Recently, the Obama administration has increased its verbal assault on banks and mortgage lenders that are failing to get troubled borrowers into sustainable modified mortgages. The banks have been firing back that borrowers themselves are to blame for the lack of progress, with the favorite claim being that borrowers aren’t doing their part in getting the appropriate documents together.
New York City is one of a handful of states and cities that force lenders to come to court and meet with borrowers before finalizing a foreclosure. And according to one court official helping to oversee the program, it’s not the borrowers who come to the mediation sessions lacking sufficient documentation, but the lenders:
Leonard N. Florio, a court-appointed referee, oversees such sessions in that dusty room in Queens. He is a chatty man and punctilious about not taking sides. But as he watched Mr. Ali, the Ozone Park homeowner, load his piles of bills and receipts back into his shopping bags, he could not help noting a pattern. “I have yet to see an attorney for a servicer cut a deal,” he said. “Update this, update that. I mean, what’s the holdup?”
This fits with a new study from The Center for New York City Neighborhoods (CNYCN), which found that lenders, not borrowers, routinely show up for mediation sessions woefully unprepared. In fact, “in spite of the law’s explicit obligation that attorneys for the lenders attend conferences with appropriate documentation and authorization to negotiate, lenders frequently send attorneys who know little about the case, have little or no documentation pertaining to its history or status, and lack authority to reach a deal on the lender’s behalf.” Here are some of CNYCN’s findings regarding the lenders’ efforts:
- Only 3% of the time was a copy of an offer already made by the homeowner actually in the attorney’s file;
- The attorney knew the status of an offer with the lender a mere 6% of the time;
-In only 13% of the conferences did the attorney have a phone number to call to reach a person with actual authority to settle.
And of course, “court orders to penalize lack of compliance with the law are scarce.”

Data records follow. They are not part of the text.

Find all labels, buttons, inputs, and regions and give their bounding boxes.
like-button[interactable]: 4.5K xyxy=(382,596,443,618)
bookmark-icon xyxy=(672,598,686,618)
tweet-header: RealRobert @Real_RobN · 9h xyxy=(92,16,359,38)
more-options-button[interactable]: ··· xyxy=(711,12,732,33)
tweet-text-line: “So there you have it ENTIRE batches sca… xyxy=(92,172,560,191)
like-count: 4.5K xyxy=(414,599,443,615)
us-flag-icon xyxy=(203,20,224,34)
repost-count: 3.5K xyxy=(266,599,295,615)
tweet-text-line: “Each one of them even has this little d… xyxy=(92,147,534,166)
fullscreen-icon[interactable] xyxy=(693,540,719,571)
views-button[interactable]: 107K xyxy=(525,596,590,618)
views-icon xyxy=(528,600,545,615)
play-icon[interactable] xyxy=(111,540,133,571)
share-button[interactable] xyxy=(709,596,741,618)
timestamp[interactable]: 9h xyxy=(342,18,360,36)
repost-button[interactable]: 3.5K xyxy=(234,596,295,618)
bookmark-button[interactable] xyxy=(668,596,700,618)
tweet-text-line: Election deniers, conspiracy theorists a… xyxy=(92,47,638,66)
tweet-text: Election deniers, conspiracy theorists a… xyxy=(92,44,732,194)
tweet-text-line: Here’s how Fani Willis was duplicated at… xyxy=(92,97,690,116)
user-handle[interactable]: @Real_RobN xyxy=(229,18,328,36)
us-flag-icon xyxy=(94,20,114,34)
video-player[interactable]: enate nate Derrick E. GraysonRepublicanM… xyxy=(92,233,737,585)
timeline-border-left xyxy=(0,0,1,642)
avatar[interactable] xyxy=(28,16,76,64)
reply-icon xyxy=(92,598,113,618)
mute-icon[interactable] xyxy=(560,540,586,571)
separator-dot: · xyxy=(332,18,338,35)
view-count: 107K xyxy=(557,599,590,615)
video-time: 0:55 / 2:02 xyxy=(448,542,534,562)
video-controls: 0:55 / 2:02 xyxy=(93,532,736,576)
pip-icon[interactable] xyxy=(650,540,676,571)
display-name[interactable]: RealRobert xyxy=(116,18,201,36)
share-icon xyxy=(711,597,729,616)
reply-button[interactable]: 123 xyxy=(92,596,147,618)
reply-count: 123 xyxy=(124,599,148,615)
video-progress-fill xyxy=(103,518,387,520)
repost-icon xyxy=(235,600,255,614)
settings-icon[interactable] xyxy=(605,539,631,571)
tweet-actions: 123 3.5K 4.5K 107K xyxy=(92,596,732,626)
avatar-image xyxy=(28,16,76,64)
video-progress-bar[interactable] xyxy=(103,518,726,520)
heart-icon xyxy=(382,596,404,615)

As with many foreclosure prevention efforts, this one is suffering from a lack of real consequences for a bank that violates the law, and there’s no mechanism for holding lenders accountable for their inaction. Mediation programs like the one with which New York City is experimenting have been successful elsewhere, but only when the lenders take them seriously. Lenders in New York seem to be blowing off the program, and with foreclosures piling up, a stick with which to prod them needs to be created, sooner rather than later.